I'm not that familiar with ACI, but I would not detail it like that.
I feel like RC design is often thought of as "elastic" design, but it really requires you to think in plastic terms, or at least consider the cracking.
I would add a hairpin to connect the beam and slab (that is how it's done in my area)... in other words I'd deffinitely have top reinforcement. The question is "what is a hinge"? It is theoretically a connection that transfers 0 moment and has infinite rotation capacity. In reality anything that transfers a small moment and rotates a lot is good enough to be considered a hinge. In Eurocode this is solved like this "consider the connection pinned, but add at least 25 % of bottom reinforcement to the top of the slab".

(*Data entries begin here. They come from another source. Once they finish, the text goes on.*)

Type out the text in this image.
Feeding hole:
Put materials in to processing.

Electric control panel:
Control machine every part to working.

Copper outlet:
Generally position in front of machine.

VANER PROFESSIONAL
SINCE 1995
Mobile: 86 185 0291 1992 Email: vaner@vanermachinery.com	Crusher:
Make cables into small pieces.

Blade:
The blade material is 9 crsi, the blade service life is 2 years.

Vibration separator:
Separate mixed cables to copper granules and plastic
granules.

The point is this - you are designing for ULS, so you're supposed to model the structure in that condition. If you add minimum reinforcement to the top what will happen? When the load is very small it will act as a fully fixed joint. Increase the load and at one point top reinforcement will start to yield. What happens when you increase the load further? That section still transmits the same (small) negative moment and starts rotating, but positive moment at the middle of the slab span increases. So, from yielding of the top reinforcement until failure of the slab it will deffinitely be a hinge. Theoretically you could "reduce" the midspan moment because of that small moment at the edge, but why bother?
Another thing here (maybe even more influential in this specific case) is that making this a fixed connection would require the beam to transmit torsional moment and torsional rigidity of a beam is small, especially when it cracks (and it most deffinitely will).

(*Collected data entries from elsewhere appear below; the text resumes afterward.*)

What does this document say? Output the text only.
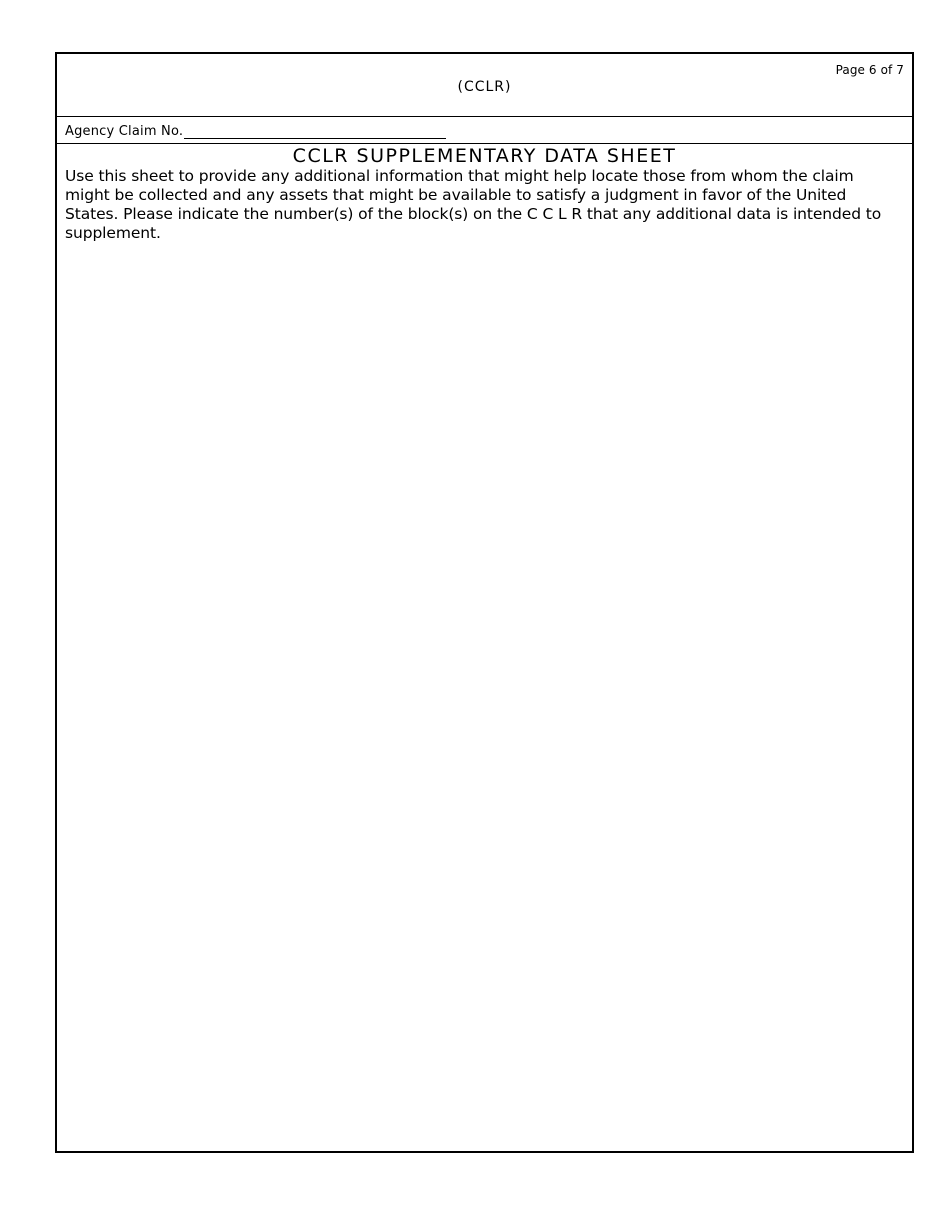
Page 6 of 7
(CCLR)
Agency Claim No.
CCLR SUPPLEMENTARY DATA SHEET
Use this sheet to provide any additional information that might help locate those from whom the claim might be collected and any assets that might be available to satisfy a judgment in favor of the United States. Please indicate the number(s) of the block(s) on the C C L R that any additional data is intended to supplement.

For comparison look at the two following pictures - they show bending moments in a plate (20 cm thick) at ULS. They are all supported on beams with w/h = 30/60 cm. At beam intersections are supports (colums for example). You can see in the first picture that the torsional stiffness of the beam is quite low, so you get a relatively small bending moment at the edge.

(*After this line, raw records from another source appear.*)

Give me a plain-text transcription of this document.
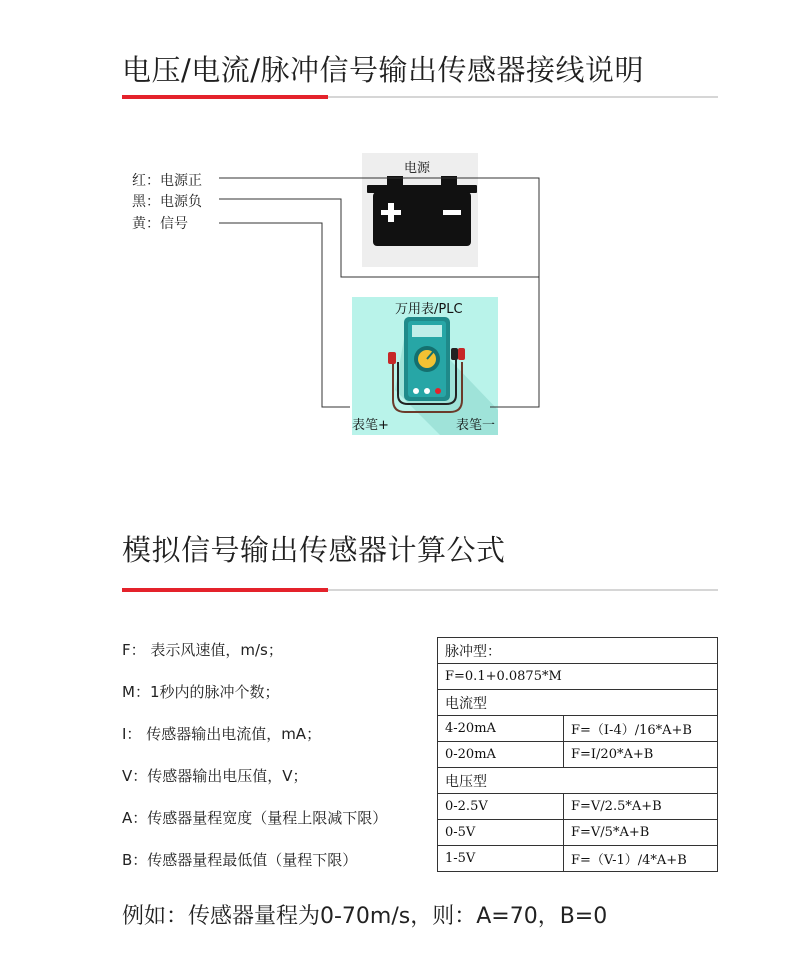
电压/电流/脉冲信号输出传感器接线说明
红：电源正
黑：电源负
黄：信号
电源
万用表/PLC
表笔+	表笔一
模拟信号输出传感器计算公式
F： 表示风速值，m/s；
M：1秒内的脉冲个数；
I： 传感器输出电流值，mA；
V：传感器输出电压值，V；
A：传感器量程宽度（量程上限减下限）
B：传感器量程最低值（量程下限）
脉冲型：	
F=0.1+0.0875*M	
电流型	
4-20mA	F=（I-4）/16*A+B
0-20mA	F=I/20*A+B
电压型	
0-2.5V	F=V/2.5*A+B
0-5V	F=V/5*A+B
1-5V	F=（V-1）/4*A+B
例如：传感器量程为0-70m/s，则：A=70，B=0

If you assume that outer beams will be cracked torsional stiffness drops to about 10 % of the original value, so you'd get something like this:
This is pretty much a hinge at the edge. See how the rest of the moments barely change. From a design point of view it makes sense to simplify it and say that torsional stiffness of the outer beams is 0 and put some small top reinforcement in the slab anyway. That way you control the top crack and can transfer a small moment, but allow the rotation.
Now let's look at the case where the beam is 150 cm high and 40 cm wide. This would be quite unusual, but just to get the feel. You can see the bending moments in the picture below.
Of course, edge moments are really high (basically a fully fixed connection). If you consider the beam to be cracked and lower the torsional stiffness to 10 % you get a significant drop in the edge moments as per picture below.
Now, again... I could design this by saying that this outer connection is hinge, but here I would expect much larger cracking if I were to design it that way so I'd probably add more than minimum reinforcement at the top. That is the thing, if you have a reasonable ductility capacity, you can choose where the hinges form and how much moment they transfer - as long as it's statically determinate (and not a mechanism) and as long as you transfer all the loads (if the sum of bending moments is w*L^2/8 and sum of shears is w*L). Larger deviation from the elastic solution means more cracking so that may be a problem.
Hope this helps.